Warum werden Streaming-Portale und Serien immer erfolgreicher?

Buck: Das hängt sicher mit der horizontalen Erzählweise zusammen. Man kann eine ganze Reihe von Figuren aufbauen, die nicht mal sympathisch sein müssen. Aber das dauert so lange, dass es im Kino nicht stattfinden kann. Viele jüngere Zuschauer ziehen sich am Wochenende eine ganze Staffel rein. Dann sind sie wieder up to date und können mitreden, ob „Orange das New Black“ ist oder was weiß ich. Aber sie sind neugierig. Anders als der Fernsehzuschauer.

Bekommen Regisseure wie Sie im Fernsehen ungewöhnliche Stoffe unter?

Buck: Die Fernsehanstalten glauben, dass ihre Zuschauer im Schnitt 60 Jahre alt sind. Sie sollen mit krassem Zeug nicht verstört werden. Das Fernsehen setzt, überspitzt gesagt, vor allem auf große Events wie die Fußball-WM. Nur der „Tatort“ allein reicht nicht.

Hätten Sie Lust, selbst eine Serie für eines der Streaming-Portale zu drehen?

Buck: Ich hatte bereits einige Angebote. Aber mich interessiert im Moment die vertikale Form mehr als die horizontale. Eine Story darf nicht vorhersehbar sein. Das ist auch das Prinzip meines neuen Films „Asphaltgorillas“: Die linke Hand weiß nicht, was die rechte tut. Handlungen laufen parallel, der Zuschauer weiß nicht, was kommt. Wenn die Leute genau wissen, was sie bekommen, schlafen sie ein. Ich liebe diese Kompaktheit und erzähle lieber etwas in 100 Minuten als in 14 Stunden.
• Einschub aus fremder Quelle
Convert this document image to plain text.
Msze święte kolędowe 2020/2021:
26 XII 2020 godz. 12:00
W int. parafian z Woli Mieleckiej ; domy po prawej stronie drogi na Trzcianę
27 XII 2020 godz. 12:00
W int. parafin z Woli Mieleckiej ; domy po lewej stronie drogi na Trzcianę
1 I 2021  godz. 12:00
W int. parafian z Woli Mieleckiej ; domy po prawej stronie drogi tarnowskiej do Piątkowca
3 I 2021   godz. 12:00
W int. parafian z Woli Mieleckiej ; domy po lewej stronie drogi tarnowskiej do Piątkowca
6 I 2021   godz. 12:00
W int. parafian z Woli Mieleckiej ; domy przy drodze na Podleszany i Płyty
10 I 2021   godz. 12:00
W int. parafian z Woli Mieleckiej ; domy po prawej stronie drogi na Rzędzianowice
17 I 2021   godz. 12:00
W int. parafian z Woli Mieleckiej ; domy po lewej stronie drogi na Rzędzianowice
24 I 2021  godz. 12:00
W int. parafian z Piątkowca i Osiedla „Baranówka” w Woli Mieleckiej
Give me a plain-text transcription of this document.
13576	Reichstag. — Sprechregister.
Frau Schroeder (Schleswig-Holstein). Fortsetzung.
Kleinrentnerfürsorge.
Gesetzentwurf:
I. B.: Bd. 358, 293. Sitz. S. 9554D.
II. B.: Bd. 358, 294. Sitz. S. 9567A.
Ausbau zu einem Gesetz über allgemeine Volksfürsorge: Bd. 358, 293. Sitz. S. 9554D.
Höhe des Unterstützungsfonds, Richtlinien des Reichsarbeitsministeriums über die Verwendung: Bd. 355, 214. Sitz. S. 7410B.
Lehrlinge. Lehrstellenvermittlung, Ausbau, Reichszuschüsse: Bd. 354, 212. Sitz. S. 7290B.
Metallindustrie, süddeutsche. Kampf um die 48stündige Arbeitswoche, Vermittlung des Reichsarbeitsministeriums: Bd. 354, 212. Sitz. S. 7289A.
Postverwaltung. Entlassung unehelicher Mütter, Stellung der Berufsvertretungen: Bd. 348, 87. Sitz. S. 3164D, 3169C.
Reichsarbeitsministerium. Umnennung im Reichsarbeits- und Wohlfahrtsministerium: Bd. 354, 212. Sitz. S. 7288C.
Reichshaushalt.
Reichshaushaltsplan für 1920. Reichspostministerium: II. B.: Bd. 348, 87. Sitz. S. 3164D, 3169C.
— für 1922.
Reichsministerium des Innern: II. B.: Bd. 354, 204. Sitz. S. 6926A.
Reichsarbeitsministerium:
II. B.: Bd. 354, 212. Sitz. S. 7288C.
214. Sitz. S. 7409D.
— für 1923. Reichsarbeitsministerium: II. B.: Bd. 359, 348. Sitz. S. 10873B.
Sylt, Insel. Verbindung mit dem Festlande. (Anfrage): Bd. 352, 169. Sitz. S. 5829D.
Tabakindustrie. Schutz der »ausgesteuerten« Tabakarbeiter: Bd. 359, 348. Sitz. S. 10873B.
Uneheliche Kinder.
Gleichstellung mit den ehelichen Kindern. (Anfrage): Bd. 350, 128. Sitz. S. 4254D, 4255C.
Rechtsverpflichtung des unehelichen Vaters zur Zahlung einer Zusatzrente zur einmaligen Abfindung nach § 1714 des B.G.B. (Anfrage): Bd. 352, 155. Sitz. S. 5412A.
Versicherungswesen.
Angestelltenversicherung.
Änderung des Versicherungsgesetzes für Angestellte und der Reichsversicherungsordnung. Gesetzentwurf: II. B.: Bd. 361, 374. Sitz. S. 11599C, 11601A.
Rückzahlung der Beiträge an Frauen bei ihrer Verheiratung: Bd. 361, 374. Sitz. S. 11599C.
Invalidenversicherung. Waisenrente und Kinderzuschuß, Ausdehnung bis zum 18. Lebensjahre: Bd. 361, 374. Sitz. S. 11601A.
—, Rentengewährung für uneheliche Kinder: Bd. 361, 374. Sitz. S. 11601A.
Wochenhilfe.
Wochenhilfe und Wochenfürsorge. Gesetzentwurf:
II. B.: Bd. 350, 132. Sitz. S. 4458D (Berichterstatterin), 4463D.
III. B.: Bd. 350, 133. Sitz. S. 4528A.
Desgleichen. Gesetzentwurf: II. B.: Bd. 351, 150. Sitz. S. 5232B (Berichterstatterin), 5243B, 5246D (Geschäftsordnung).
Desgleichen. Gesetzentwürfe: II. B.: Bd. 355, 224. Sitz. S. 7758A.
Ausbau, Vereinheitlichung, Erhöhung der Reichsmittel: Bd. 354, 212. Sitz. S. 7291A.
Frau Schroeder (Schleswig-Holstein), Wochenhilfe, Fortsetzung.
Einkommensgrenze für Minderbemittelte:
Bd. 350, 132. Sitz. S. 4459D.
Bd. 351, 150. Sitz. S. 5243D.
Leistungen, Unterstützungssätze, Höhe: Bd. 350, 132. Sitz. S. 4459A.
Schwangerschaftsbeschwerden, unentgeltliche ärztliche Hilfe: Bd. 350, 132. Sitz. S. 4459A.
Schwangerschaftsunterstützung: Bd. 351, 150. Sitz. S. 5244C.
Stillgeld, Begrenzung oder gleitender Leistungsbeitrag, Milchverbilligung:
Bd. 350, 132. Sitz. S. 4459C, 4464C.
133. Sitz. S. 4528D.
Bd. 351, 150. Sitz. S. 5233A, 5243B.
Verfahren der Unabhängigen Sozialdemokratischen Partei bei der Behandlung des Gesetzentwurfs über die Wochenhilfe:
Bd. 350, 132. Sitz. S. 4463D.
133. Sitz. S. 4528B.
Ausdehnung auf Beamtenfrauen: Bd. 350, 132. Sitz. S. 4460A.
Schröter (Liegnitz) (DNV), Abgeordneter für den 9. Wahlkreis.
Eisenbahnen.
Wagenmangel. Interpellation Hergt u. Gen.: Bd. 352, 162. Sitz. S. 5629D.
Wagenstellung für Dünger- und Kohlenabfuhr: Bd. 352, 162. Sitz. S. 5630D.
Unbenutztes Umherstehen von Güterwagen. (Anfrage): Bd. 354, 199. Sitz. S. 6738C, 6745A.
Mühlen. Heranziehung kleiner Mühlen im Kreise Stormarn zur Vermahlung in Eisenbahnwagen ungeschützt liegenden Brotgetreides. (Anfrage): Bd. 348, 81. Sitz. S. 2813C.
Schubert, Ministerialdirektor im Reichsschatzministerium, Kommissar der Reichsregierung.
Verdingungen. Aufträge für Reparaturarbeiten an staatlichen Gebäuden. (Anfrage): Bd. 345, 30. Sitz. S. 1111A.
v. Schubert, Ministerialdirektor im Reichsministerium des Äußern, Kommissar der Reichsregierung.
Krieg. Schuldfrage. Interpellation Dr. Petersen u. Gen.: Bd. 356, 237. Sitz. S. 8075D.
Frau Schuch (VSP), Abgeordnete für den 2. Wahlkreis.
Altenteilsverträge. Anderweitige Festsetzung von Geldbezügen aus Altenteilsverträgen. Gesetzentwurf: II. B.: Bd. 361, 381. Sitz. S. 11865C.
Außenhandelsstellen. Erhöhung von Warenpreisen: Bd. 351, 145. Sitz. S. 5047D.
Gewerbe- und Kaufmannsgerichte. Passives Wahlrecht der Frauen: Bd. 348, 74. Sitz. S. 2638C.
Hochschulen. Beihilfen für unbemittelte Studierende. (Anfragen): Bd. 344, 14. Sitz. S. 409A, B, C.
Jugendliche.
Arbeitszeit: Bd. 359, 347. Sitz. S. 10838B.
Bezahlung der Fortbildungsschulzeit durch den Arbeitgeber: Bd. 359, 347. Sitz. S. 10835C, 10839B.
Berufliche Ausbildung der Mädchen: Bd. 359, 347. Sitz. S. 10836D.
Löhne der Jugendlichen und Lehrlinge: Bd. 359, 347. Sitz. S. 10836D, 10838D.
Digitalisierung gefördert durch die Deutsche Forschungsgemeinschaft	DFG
Wie schwierig ist es angesichts der Konkurrenz von Netflix und anderen, Fördermittel für Kino-Filme zu bekommen?

Buck: Manchmal ist es einfach, wie bei „Wuff“, der im Oktober in die Kinos kommt. Das ist eine Komödie über vier Frauen und Hundehalterinnen in der Krise. Emily Cox, Johanna Wokalek, Maite Kelly und Marie Burchard spielen mit. Drei andere Projekte mit Genre-Filmen sind mir abgelehnt worden.

Trotz Ihres Erfolgs und Ihrer Bekanntheit?

Buck: Ich bin da nicht der Einzige. Lars Becker zum Beispiel kann auch Kino und liebt Genre-Filme, bekommt aber auch keine Förderung für einen Krimi. Auch Tom Tykwer hat sich erst mal aus dem Kino zurückgezogen und dreht für Sky ein paar Jahre lang „Babylon Berlin“.

Am 30. August läuft „Asphaltgorillas“ in den Kinos an. Nach vier Jugendfilmen der „Bibi und Tina“-Reihe ist das ein ziemlich harter Gangsterfilm, wie Sie ihn noch nie gedreht haben.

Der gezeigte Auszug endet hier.